Point (2) is largely about unintended consequences, be they detrimental or serendipitous, that may operate over a variety of temporal and spatial scales. An immediate and well-studied consequence of incorporating spatial effort controls, for example, may be the displacement of effort (ABPmer 2017). Dynamic responses may be less obvious. For example, a suite of policy goals may include the long-term stability of fish catch, defined perhaps by scoring highly for reduced catch variance (or discounting for variability in catch; Mangel 2000). There is evidence in some systems that policies intended to smooth-out shorter term variation may increase the risk of pushing the system towards malign critical transitions in the longer term. Actively suppressing higher frequency variability risks losing valuable (perturbation response) information on the underlying system state, but also may condition the system towards resilience to a limited spectrum of disturbances (Carpenter et al. 2015). In other words, managing for short-term variability (which may be politically favourable) may entail higher long-term risk to both economic and biological sustainability—a somewhat counterintuitive possibility. The optimization procedures we describe could in principal accommodate such phenomena, requiring no special vigilance or even knowledge of such effects by the user. Policies that promote strong short-term stability would be down-weighted once the associated longer term risks were realised in the model results (so long as the model was run for sufficient time), and it may not be obvious why these policies were avoided. If such concerns are placed also within the context of non-analogue present/future environmental conditions, and the recognition that many complex systems become increasingly fragile as levels of stress are increased (Scheffer et al. 2009), the need to use a freely searching, process-based, coupled human–environmental model becomes even more compelling.

Conclusions

We argue there is a strong need for new approaches to generating policies in the domain of complex human–environmental systems.

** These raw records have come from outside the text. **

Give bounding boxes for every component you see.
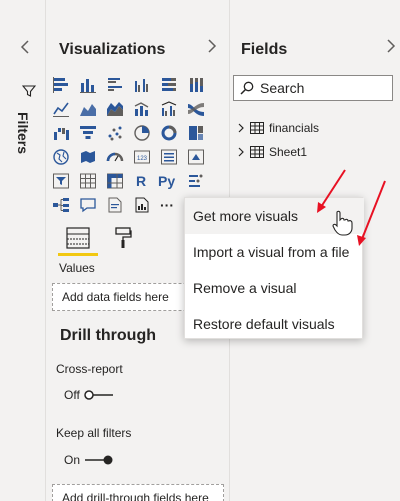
table-item-sheet1[interactable]: Sheet1 <box>237 145 307 159</box>
keep-all-filters-label: Keep all filters <box>56 426 132 440</box>
table-item-financials[interactable]: financials <box>237 121 319 135</box>
matrix-icon[interactable] <box>106 172 124 190</box>
more-options-icon[interactable]: ··· <box>160 196 184 214</box>
values-label: Values <box>59 261 95 275</box>
cross-report-state: Off <box>64 388 80 402</box>
r-label: R <box>136 173 147 189</box>
chevron-right-icon[interactable] <box>237 123 245 133</box>
table-icon <box>250 122 264 134</box>
fields-grid-icon <box>66 227 90 249</box>
menu-item-import-visual-from-file[interactable]: Import a visual from a file <box>185 234 364 270</box>
filters-pane: Filters <box>0 0 46 501</box>
ribbon-chart-icon[interactable] <box>187 100 205 118</box>
100-stacked-bar-chart-icon[interactable] <box>160 76 178 94</box>
drill-through-drop-zone[interactable]: Add drill-through fields here <box>52 484 224 501</box>
clustered-bar-chart-icon[interactable] <box>106 76 124 94</box>
kpi-icon[interactable] <box>187 148 205 166</box>
fields-search[interactable] <box>233 75 393 101</box>
decomposition-tree-icon[interactable] <box>52 196 70 214</box>
card-icon[interactable]: 123 <box>133 148 151 166</box>
py-label: Py <box>158 173 176 189</box>
drill-through-title: Drill through <box>60 327 156 344</box>
table-icon <box>250 146 264 158</box>
slicer-icon[interactable] <box>52 172 70 190</box>
gauge-icon[interactable] <box>106 148 124 166</box>
qna-icon[interactable] <box>79 196 97 214</box>
scatter-chart-icon[interactable] <box>106 124 124 142</box>
100-stacked-column-chart-icon[interactable] <box>187 76 205 94</box>
menu-item-get-more-visuals[interactable]: Get more visuals <box>185 198 364 234</box>
line-and-stacked-column-chart-icon[interactable] <box>133 100 151 118</box>
paint-roller-icon <box>115 227 132 248</box>
table-name: financials <box>269 121 320 135</box>
stacked-bar-chart-icon[interactable] <box>52 76 70 94</box>
map-icon[interactable] <box>52 148 70 166</box>
stacked-column-chart-icon[interactable] <box>79 76 97 94</box>
keep-all-filters-state: On <box>64 453 81 467</box>
filled-map-icon[interactable] <box>79 148 97 166</box>
table-name: Sheet1 <box>269 145 308 159</box>
funnel-chart-icon[interactable] <box>79 124 97 142</box>
cross-report-label: Cross-report <box>56 362 123 376</box>
line-and-clustered-column-chart-icon[interactable] <box>160 100 178 118</box>
fields-title: Fields <box>241 41 288 58</box>
table-icon[interactable] <box>79 172 97 190</box>
paginated-report-icon[interactable] <box>133 196 151 214</box>
menu-item-restore-default-visuals[interactable]: Restore default visuals <box>185 306 364 342</box>
visualizations-title: Visualizations <box>59 41 166 58</box>
python-visual-icon[interactable]: Py <box>158 172 184 190</box>
line-chart-icon[interactable] <box>52 100 70 118</box>
chevron-left-icon[interactable] <box>20 40 30 59</box>
key-influencers-icon[interactable] <box>187 172 205 190</box>
cross-report-toggle[interactable]: Off <box>64 388 114 402</box>
r-script-visual-icon[interactable]: R <box>136 172 154 190</box>
donut-chart-icon[interactable] <box>160 124 178 142</box>
pie-chart-icon[interactable] <box>133 124 151 142</box>
filters-label[interactable]: Filters <box>15 112 31 154</box>
multi-row-card-icon[interactable] <box>160 148 178 166</box>
stacked-area-chart-icon[interactable] <box>106 100 124 118</box>
search-icon <box>240 81 254 95</box>
waterfall-chart-icon[interactable] <box>52 124 70 142</box>
toggle-off-icon <box>84 390 113 400</box>
more-visuals-context-menu: Get more visuals Import a visual from a … <box>184 197 364 342</box>
chevron-right-icon[interactable] <box>237 147 245 157</box>
more-label: ··· <box>160 197 174 213</box>
menu-item-remove-visual[interactable]: Remove a visual <box>185 270 364 306</box>
tab-fields[interactable] <box>58 224 98 256</box>
keep-all-filters-toggle[interactable]: On <box>64 453 114 467</box>
toggle-on-icon <box>85 455 113 465</box>
treemap-icon[interactable] <box>187 124 205 142</box>
active-tab-indicator <box>58 253 98 256</box>
search-input[interactable] <box>260 80 380 96</box>
funnel-icon[interactable] <box>21 84 37 98</box>
svg-text:123: 123 <box>137 156 148 162</box>
tab-format[interactable] <box>108 224 138 256</box>
clustered-column-chart-icon[interactable] <box>133 76 151 94</box>
chevron-right-icon[interactable] <box>207 39 217 58</box>
area-chart-icon[interactable] <box>79 100 97 118</box>
smart-narrative-icon[interactable] <box>106 196 124 214</box>
chevron-right-icon[interactable] <box>386 39 396 58</box>
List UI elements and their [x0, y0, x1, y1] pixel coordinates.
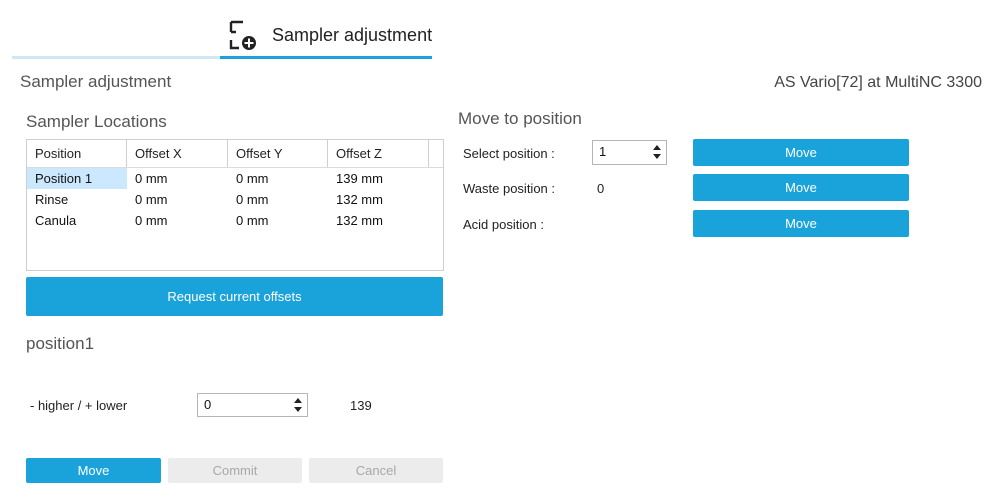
table-row[interactable]: Position 1 0 mm 0 mm 139 mm	[27, 168, 443, 189]
spin-arrows-icon[interactable]	[293, 396, 303, 414]
waste-position-value: 0	[597, 181, 605, 196]
cell-offset-x[interactable]: 0 mm	[127, 189, 228, 210]
cell-offset-z[interactable]: 139 mm	[328, 168, 429, 189]
sampler-locations-title: Sampler Locations	[26, 112, 167, 131]
cell-position[interactable]: Canula	[27, 210, 127, 231]
adjust-offset-stepper[interactable]: 0	[197, 393, 308, 417]
table-row[interactable]: Canula 0 mm 0 mm 132 mm	[27, 210, 443, 231]
cell-offset-x[interactable]: 0 mm	[127, 168, 228, 189]
request-current-offsets-button[interactable]: Request current offsets	[26, 277, 443, 316]
column-header-offset-z[interactable]: Offset Z	[328, 140, 429, 167]
waste-position-label: Waste position :	[463, 181, 556, 196]
tab-underline-inactive	[12, 56, 220, 59]
cell-offset-y[interactable]: 0 mm	[228, 189, 328, 210]
table-row[interactable]: Rinse 0 mm 0 mm 132 mm	[27, 189, 443, 210]
adjust-position-title: position1	[26, 334, 95, 353]
move-acid-position-button[interactable]: Move	[693, 210, 909, 237]
adjust-offset-value[interactable]: 0	[204, 397, 211, 412]
move-to-position-title: Move to position	[458, 109, 582, 128]
commit-button[interactable]: Commit	[168, 458, 302, 483]
cell-position[interactable]: Position 1	[27, 168, 127, 189]
instrument-name: AS Vario[72] at MultiNC 3300	[774, 74, 982, 91]
column-header-offset-x[interactable]: Offset X	[127, 140, 228, 167]
cell-position[interactable]: Rinse	[27, 189, 127, 210]
adjust-move-button[interactable]: Move	[26, 458, 161, 483]
move-select-position-button[interactable]: Move	[693, 139, 909, 166]
sampler-locations-grid[interactable]: Position Offset X Offset Y Offset Z Posi…	[26, 139, 444, 271]
cancel-button[interactable]: Cancel	[309, 458, 443, 483]
move-waste-position-button[interactable]: Move	[693, 174, 909, 201]
higher-lower-label: - higher / + lower	[30, 398, 128, 413]
tab-sampler-adjustment[interactable]: Sampler adjustment	[272, 25, 432, 46]
tab-bar: Sampler adjustment	[0, 0, 984, 62]
select-position-label: Select position :	[463, 146, 555, 161]
cell-offset-y[interactable]: 0 mm	[228, 210, 328, 231]
tab-underline-active	[220, 56, 432, 59]
cell-offset-y[interactable]: 0 mm	[228, 168, 328, 189]
sampler-adjustment-icon[interactable]	[227, 18, 261, 52]
page-subtitle: Sampler adjustment	[20, 72, 172, 91]
cell-offset-z[interactable]: 132 mm	[328, 189, 429, 210]
select-position-value[interactable]: 1	[599, 144, 606, 159]
column-header-offset-y[interactable]: Offset Y	[228, 140, 328, 167]
grid-header: Position Offset X Offset Y Offset Z	[27, 140, 443, 168]
cell-offset-z[interactable]: 132 mm	[328, 210, 429, 231]
column-header-position[interactable]: Position	[27, 140, 127, 167]
acid-position-label: Acid position :	[463, 217, 544, 232]
cell-offset-x[interactable]: 0 mm	[127, 210, 228, 231]
current-offset-value: 139	[350, 398, 372, 413]
spin-arrows-icon[interactable]	[652, 143, 662, 161]
select-position-stepper[interactable]: 1	[592, 140, 667, 165]
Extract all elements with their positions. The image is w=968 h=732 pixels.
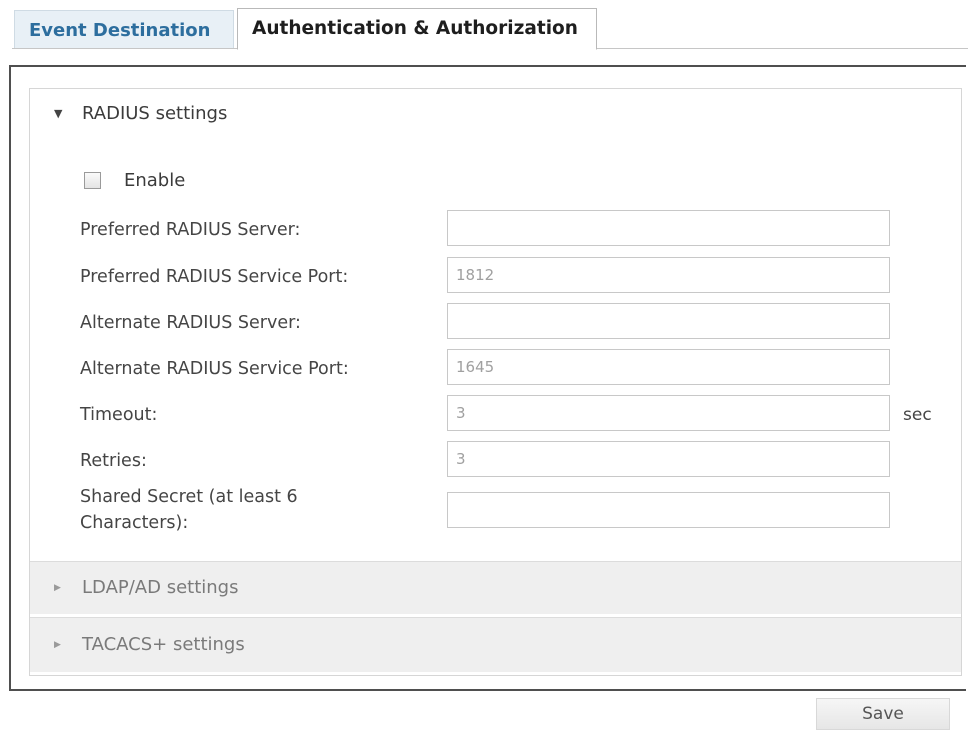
preferred-radius-server-label: Preferred RADIUS Server: [80,220,301,240]
timeout-input[interactable] [447,395,890,431]
tacacs-settings-title: TACACS+ settings [82,634,245,655]
save-button[interactable]: Save [816,698,950,730]
triangle-down-icon: ▼ [54,107,63,120]
enable-label: Enable [124,170,186,191]
timeout-unit-label: sec [903,405,932,425]
shared-secret-input[interactable] [447,492,890,528]
triangle-right-icon: ▶ [54,583,61,593]
alternate-radius-server-input[interactable] [447,303,890,339]
shared-secret-label: Shared Secret (at least 6 Characters): [80,487,298,533]
settings-accordion: ▼ RADIUS settings Enable Preferred RADIU… [29,88,962,676]
tab-event-destination[interactable]: Event Destination [14,10,234,48]
ldap-settings-title: LDAP/AD settings [82,577,239,598]
alternate-radius-server-label: Alternate RADIUS Server: [80,313,301,333]
ldap-settings-header[interactable]: ▶ LDAP/AD settings [30,561,961,614]
preferred-radius-port-label: Preferred RADIUS Service Port: [80,267,349,287]
preferred-radius-server-input[interactable] [447,210,890,246]
radius-settings-title: RADIUS settings [82,103,228,124]
triangle-right-icon: ▶ [54,640,61,650]
preferred-radius-port-input[interactable] [447,257,890,293]
alternate-radius-port-input[interactable] [447,349,890,385]
alternate-radius-port-label: Alternate RADIUS Service Port: [80,359,349,379]
tacacs-settings-header[interactable]: ▶ TACACS+ settings [30,617,961,672]
retries-input[interactable] [447,441,890,477]
retries-label: Retries: [80,451,147,471]
tab-strip: Event Destination Authentication & Autho… [0,0,968,56]
tab-content-panel: ▼ RADIUS settings Enable Preferred RADIU… [9,65,966,691]
enable-checkbox[interactable] [84,172,101,189]
timeout-label: Timeout: [80,405,158,425]
tab-authentication-authorization[interactable]: Authentication & Authorization [237,8,597,50]
radius-settings-header[interactable]: ▼ RADIUS settings [30,89,961,139]
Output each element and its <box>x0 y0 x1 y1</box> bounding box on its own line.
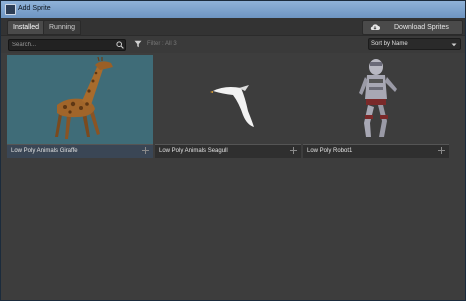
tab-installed[interactable]: Installed <box>7 20 46 35</box>
filter-status: Filter : All 3 <box>147 41 177 47</box>
filter-icon[interactable] <box>134 40 142 48</box>
sprite-card-label-bar: Low Poly Animals Giraffe <box>7 144 153 158</box>
sprite-name: Low Poly Animals Giraffe <box>11 148 78 154</box>
giraffe-thumbnail <box>7 55 153 144</box>
sort-dropdown[interactable]: Sort by Name <box>368 38 461 50</box>
search-box <box>8 39 126 51</box>
giraffe-model-icon <box>55 56 113 139</box>
cloud-download-icon <box>370 24 380 31</box>
sort-selected-label: Sort by Name <box>371 41 408 47</box>
search-icon[interactable] <box>116 41 124 49</box>
download-sprites-button[interactable]: Download Sprites <box>362 20 463 35</box>
tab-running[interactable]: Running <box>43 20 82 35</box>
chevron-down-icon <box>451 43 457 47</box>
sprite-name: Low Poly Animals Seagull <box>159 148 228 154</box>
add-sprite-window: Add Sprite Installed Running Download Sp… <box>0 0 466 301</box>
search-input[interactable] <box>12 40 112 50</box>
window-title: Add Sprite <box>18 5 51 12</box>
sprite-card-giraffe[interactable]: Low Poly Animals Giraffe <box>7 55 153 158</box>
add-icon[interactable] <box>289 146 298 155</box>
sprite-name: Low Poly Robot1 <box>307 148 353 154</box>
sprite-card-label-bar: Low Poly Robot1 <box>303 144 449 158</box>
seagull-thumbnail <box>155 55 301 144</box>
app-icon <box>5 4 16 15</box>
title-bar: Add Sprite <box>1 1 465 18</box>
sprite-card-robot[interactable]: Low Poly Robot1 <box>303 55 449 158</box>
robot-model-icon <box>359 59 397 137</box>
download-sprites-label: Download Sprites <box>394 24 449 31</box>
seagull-model-icon <box>210 85 254 127</box>
add-icon[interactable] <box>437 146 446 155</box>
sprite-card-label-bar: Low Poly Animals Seagull <box>155 144 301 158</box>
robot-thumbnail <box>303 55 449 144</box>
sprite-card-seagull[interactable]: Low Poly Animals Seagull <box>155 55 301 158</box>
add-icon[interactable] <box>141 146 150 155</box>
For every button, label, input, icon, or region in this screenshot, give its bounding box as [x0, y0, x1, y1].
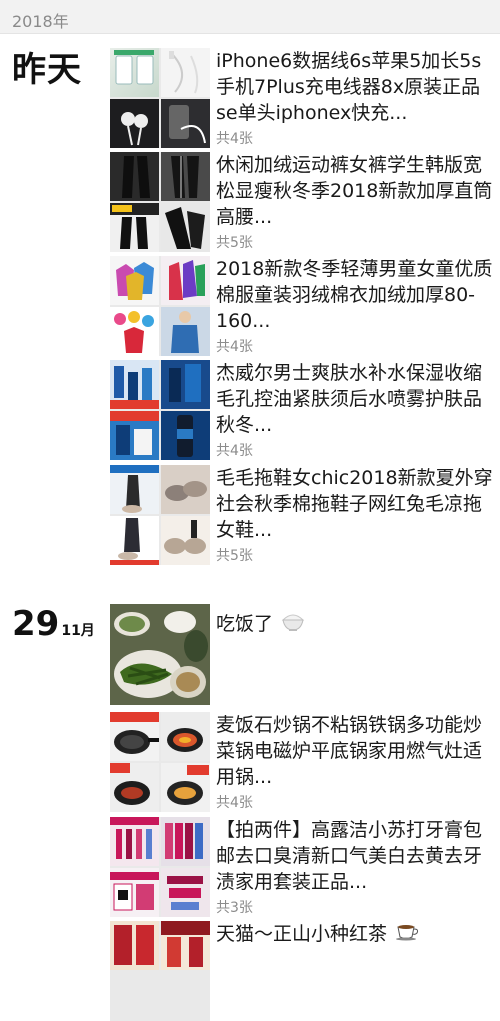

Models which couple environmental processes to complex (adaptive) human components are essential for exploring system-level responses to changes in policy. We have employed agent-based modelling in our ocean fisheries model (POSEIDON), which captures qualitatively a wide range of empirically observed fishing behaviour and fisheries responses. The fleet responds adaptively to novel changes in policy and/or other conditions and this frees the model user to explore policies and behaviours beyond those which have been observed empirically in the past. As such, we can define policy objectives (of arbitrary complexity) and use Bayesian optimization (over multiple model runs) to find policies that best meet the management goals. In addition, we can generate hybrid policies which outperform single policies by running the optimization over all (individual policy) parameters simultaneously. For future work, we identify three key areas: (1) a focus on adaptive management strategies, in which there is optimization of management algorithms rather than the parameters of statically imposed policies; (2) incorporation of agents with greater cognitive sophistication than the explore–exploit–imitate agents currently used, to explore transient aspects of policy response; and (3) ‘concrete models’ of specific real-world fisheries, to explore the effects on behaviour and policy choice of heterogeneity in both the ecology and the fishing fleet.